With the nearness of the time when Home Rule must automatically become law, unless something happened to interfere, events began to move rapidly. The Tory Party, largely, I believe, through political considerations, had unalterably taken sides with Ulster. The Liberal Party were irresolute, wavering, pusillanimous. Mr Redmond's followers began to be uneasy - they commenced to falter in their blind faith that they had only to trust Asquith and all would be well.

"In the Ancient Order of Hibernians," Mr Henry tells us, "all sections of Sinn Fein, as well as the Labour Party, saw a menace to any prospect of an accommodation with Ulster. This strictly sectarian society, as sectarian and often as violent in its methods as the Orange Lodges, evoked their determined hostility."

"This narrowing down," wrote Irish Freedom (the organ of Mr P. H. Pearse and his friends), "of Nationalism to the members of one creed is the most fatal thing that has taken place in Irish politics since the days of the Pope's Brass Band," and the Ancient Order was further referred to as "a job-getting and job-cornering organisation," as "a silent, practical riveting of sectarianism on the nation." The Irish Workerwas equally emphatic. "Were it not for the existence of the Board of Erin the Orange Society would have long since ceased to exist. To Brother Devlin and not to Brother Carson is mainly due the progress of the Covenanter Movement in Ulster."

Though no doubt in Ireland religion exercises a considerable influence, it is nevertheless a mistake to think that it was purely a question of religion with those redoubtable Northern Unionists whom Sir Edward Carson led. They attached more importance to their political rights and independent commercial position, which they believed to be endangered; corruption in matters of administration was what they were most in dread of. The Irish Party used to point proudly to the number of Protestants who had been elected as members of their Party. The reply of Ulster was that they owed their election to their accommodating spirit in accepting the Parliamentary policy and not because of their rigid adherence to Protestant principles.
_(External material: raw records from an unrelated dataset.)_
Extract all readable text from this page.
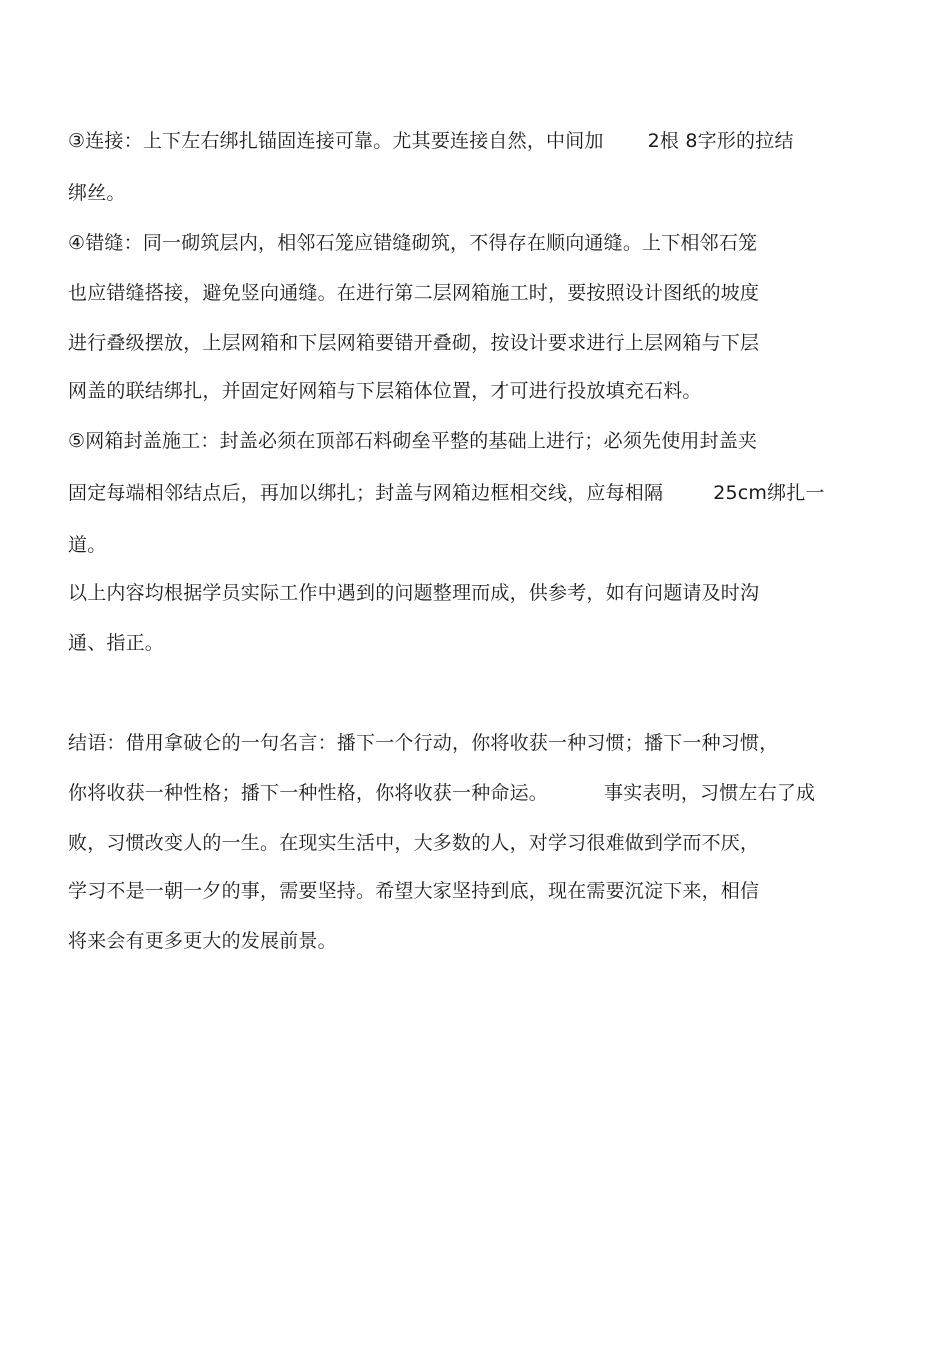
③连接：上下左右绑扎锚固连接可靠。尤其要连接自然，中间加 2根 8字形的拉结
绑丝。
④错缝：同一砌筑层内，相邻石笼应错缝砌筑，不得存在顺向通缝。上下相邻石笼
也应错缝搭接，避免竖向通缝。在进行第二层网箱施工时，要按照设计图纸的坡度
进行叠级摆放，上层网箱和下层网箱要错开叠砌，按设计要求进行上层网箱与下层
网盖的联结绑扎，并固定好网箱与下层箱体位置，才可进行投放填充石料。
⑤网箱封盖施工：封盖必须在顶部石料砌垒平整的基础上进行；必须先使用封盖夹
固定每端相邻结点后，再加以绑扎；封盖与网箱边框相交线，应每相隔	25cm绑扎一
道。
以上内容均根据学员实际工作中遇到的问题整理而成，供参考，如有问题请及时沟
通、指正。
结语：借用拿破仑的一句名言：播下一个行动，你将收获一种习惯；播下一种习惯，
你将收获一种性格；播下一种性格，你将收获一种命运。	事实表明，习惯左右了成
败，习惯改变人的一生。在现实生活中，大多数的人，对学习很难做到学而不厌，
学习不是一朝一夕的事，需要坚持。希望大家坚持到底，现在需要沉淀下来，相信
将来会有更多更大的发展前景。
Then came the Lame gun-running expedition, when the Fanny sailed across from Hamburg, under the noses of English destroyers and men-of-war, and, it is said, with the knowledge and connivance of the officers commanding them, safely landed 50,000 German rifles and several million rounds of ammunition, which were distributed within twenty-four hours to the Covenanters throughout the Province. It is clear that at this time extensive negotiations were going on between Germany and the Ulster extremists. The Ulster Provisional Government were leaving nothing to chance. History is entitled to know the full story of all that happened at this most fateful period - what "discussions" took place between the Ulster leaders and the Kaiser, how far Sir Edward Carson was implicated in these matters and how real and positive is his responsibility for the world war that ensued. And it should be borne in mind that these seditious traffickings with a foreign state were going on at a time when there was no Sinn Fein army in existence, and that the man who first showed a readiness not alone to invoke German aid but actually to avail himself of it, was not any Southern Nationalist rebel leader but Sir Edward Carson, the leader and, as he was called, "the Uncrowned King" of Ulster. When critics condemn the Nationalists of the South for their alleged communications with Germany, let them not, in all fairness, forget Sir Edward Carson was the man who first showed the way. To whom then - if guilt there be - does the greater guilt belong? When the news of this audacious gun-running expedition was published, Ireland waited breathless to know what was going to happen. Warships were posted on the Ulster coast, ostensibly to stop further gun-running, and the Prime Minister announced in the House of Commons that "in view of this grave and unprecedented outrage the Government would take appropriate steps without delay to vindicate the authority of the law."

But in view of what The Westminster Gazette termed "the abject surrender to the Army" of the Government over the Curragh incident, when officers were declared to have refused to serve against Ulster, not much in the way of stern measures was to be expected now. The Government on the occasion of the Curragh incident had declared: "His Majesty's Government must retain their right to use all the forces of the Crown in Ireland or elsewhere to maintain law and order and to support the civil power in the ordinary execution of its duty. But they have no intention whatever of taking advantage of this right to crush political opposition to the policy or principles of the Home Rule Bill."